According to a report published today, cash and investments held by U.S. nonfinancial and nonutility corporate issuers rated by S&P Global Ratings rose 30% to a record $2.5 trillion in the first half of 2020. Debt rose 9% to $7.8 trillion as companies issued a record amount to make it through the COVID-19 pandemic-related shock to their businesses.
The pandemic has led many corporate borrowers to reverse the shedding of cash from their balance sheets that began in early 2018 in the wake of the passage of the Trump administration’s corporate tax cut, S&P Global rating analyst Geoffrey Wilson says in “U.S. Corporates Hold Record $2.5 Trillion Cash To Meet Pandemic Shock; Debt Reaches $7.8 Trillion“, published today. The U.S. Federal Reserve’s plan to keep benchmark interest rates near zero for at least three more years also bodes well for future liquidity needs if the pandemic and recession worsen or vaccines become delayed.
While this has eased near-term liquidity concerns for all but the highest-risk issuers, the trajectory of post-pandemic cash balances will depend on management teams’ decisions about whether to use the added cash to ensure liquidity proactively, pay down debt, or put it toward shareholder-friendly activities and acquisitions.

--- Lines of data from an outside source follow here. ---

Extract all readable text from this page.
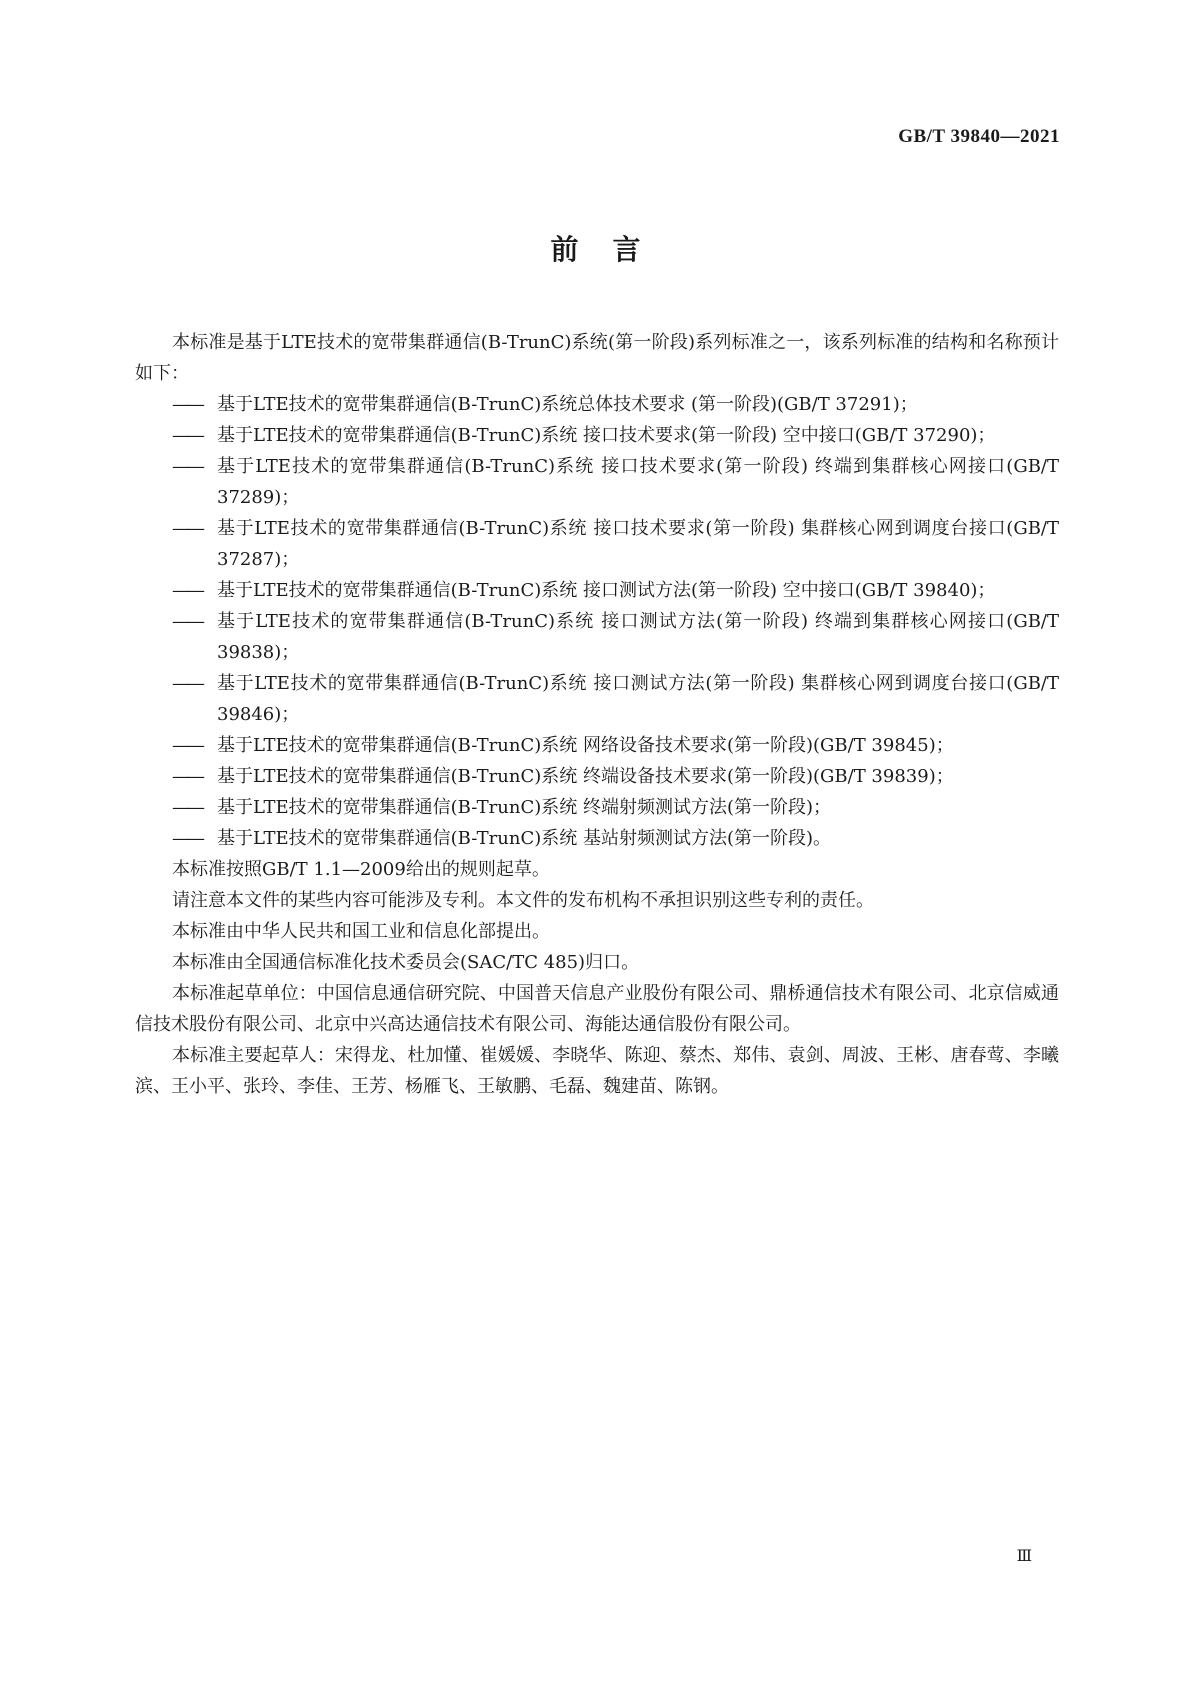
GB/T 39840—2021
前言

本标准是基于LTE技术的宽带集群通信(B-TrunC)系统(第一阶段)系列标准之一，该系列标准的结构和名称预计如下：

—— 基于LTE技术的宽带集群通信(B-TrunC)系统总体技术要求 (第一阶段)(GB/T 37291)；

—— 基于LTE技术的宽带集群通信(B-TrunC)系统 接口技术要求(第一阶段) 空中接口(GB/T 37290)；

—— 基于LTE技术的宽带集群通信(B-TrunC)系统 接口技术要求(第一阶段) 终端到集群核心网接口(GB/T 37289)；

—— 基于LTE技术的宽带集群通信(B-TrunC)系统 接口技术要求(第一阶段) 集群核心网到调度台接口(GB/T 37287)；

—— 基于LTE技术的宽带集群通信(B-TrunC)系统 接口测试方法(第一阶段) 空中接口(GB/T 39840)；

—— 基于LTE技术的宽带集群通信(B-TrunC)系统 接口测试方法(第一阶段) 终端到集群核心网接口(GB/T 39838)；

—— 基于LTE技术的宽带集群通信(B-TrunC)系统 接口测试方法(第一阶段) 集群核心网到调度台接口(GB/T 39846)；

—— 基于LTE技术的宽带集群通信(B-TrunC)系统 网络设备技术要求(第一阶段)(GB/T 39845)；

—— 基于LTE技术的宽带集群通信(B-TrunC)系统 终端设备技术要求(第一阶段)(GB/T 39839)；

—— 基于LTE技术的宽带集群通信(B-TrunC)系统 终端射频测试方法(第一阶段)；

—— 基于LTE技术的宽带集群通信(B-TrunC)系统 基站射频测试方法(第一阶段)。

本标准按照GB/T 1.1—2009给出的规则起草。

请注意本文件的某些内容可能涉及专利。本文件的发布机构不承担识别这些专利的责任。

本标准由中华人民共和国工业和信息化部提出。

本标准由全国通信标准化技术委员会(SAC/TC 485)归口。

本标准起草单位：中国信息通信研究院、中国普天信息产业股份有限公司、鼎桥通信技术有限公司、北京信威通信技术股份有限公司、北京中兴高达通信技术有限公司、海能达通信股份有限公司。

本标准主要起草人：宋得龙、杜加懂、崔媛媛、李晓华、陈迎、蔡杰、郑伟、袁剑、周波、王彬、唐春莺、李曦滨、王小平、张玲、李佳、王芳、杨雁飞、王敏鹏、毛磊、魏建苗、陈钢。

Ⅲ
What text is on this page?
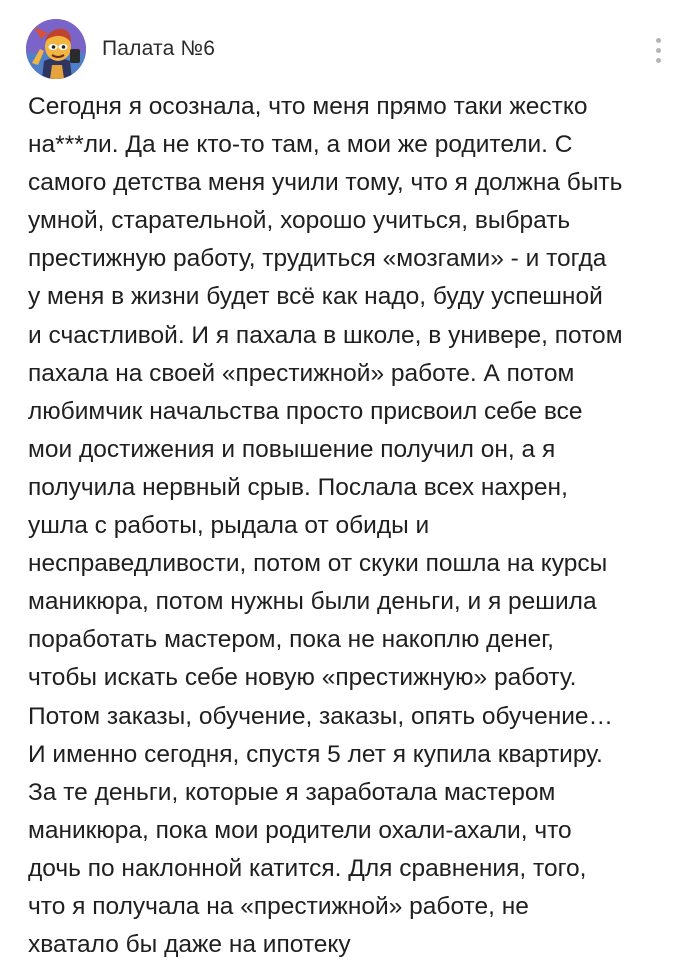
Палата №6
Сегодня я осознала, что меня прямо таки жестко
на***ли. Да не кто-то там, а мои же родители. С
самого детства меня учили тому, что я должна быть
умной, старательной, хорошо учиться, выбрать
престижную работу, трудиться «мозгами» - и тогда
у меня в жизни будет всё как надо, буду успешной
и счастливой. И я пахала в школе, в универе, потом
пахала на своей «престижной» работе. А потом
любимчик начальства просто присвоил себе все
мои достижения и повышение получил он, а я
получила нервный срыв. Послала всех нахрен,
ушла с работы, рыдала от обиды и
несправедливости, потом от скуки пошла на курсы
маникюра, потом нужны были деньги, и я решила
поработать мастером, пока не накоплю денег,
чтобы искать себе новую «престижную» работу.
Потом заказы, обучение, заказы, опять обучение…
И именно сегодня, спустя 5 лет я купила квартиру.
За те деньги, которые я заработала мастером
маникюра, пока мои родители охали-ахали, что
дочь по наклонной катится. Для сравнения, того,
что я получала на «престижной» работе, не
хватало бы даже на ипотеку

S&P Global Ratings believes near-term economic uncertainty likely will keep balance sheets relatively conservative. However, if the outlook brightens in 2021 as coronavirus vaccines become widely available, we believe some issuers will revert to more aggressive financial policies. The economic disruption from the pandemic isn’t uniformly distributed. Most issuers will suffer to varying degrees, but some may thrive, leading companies to rethink their shareholder return strategies.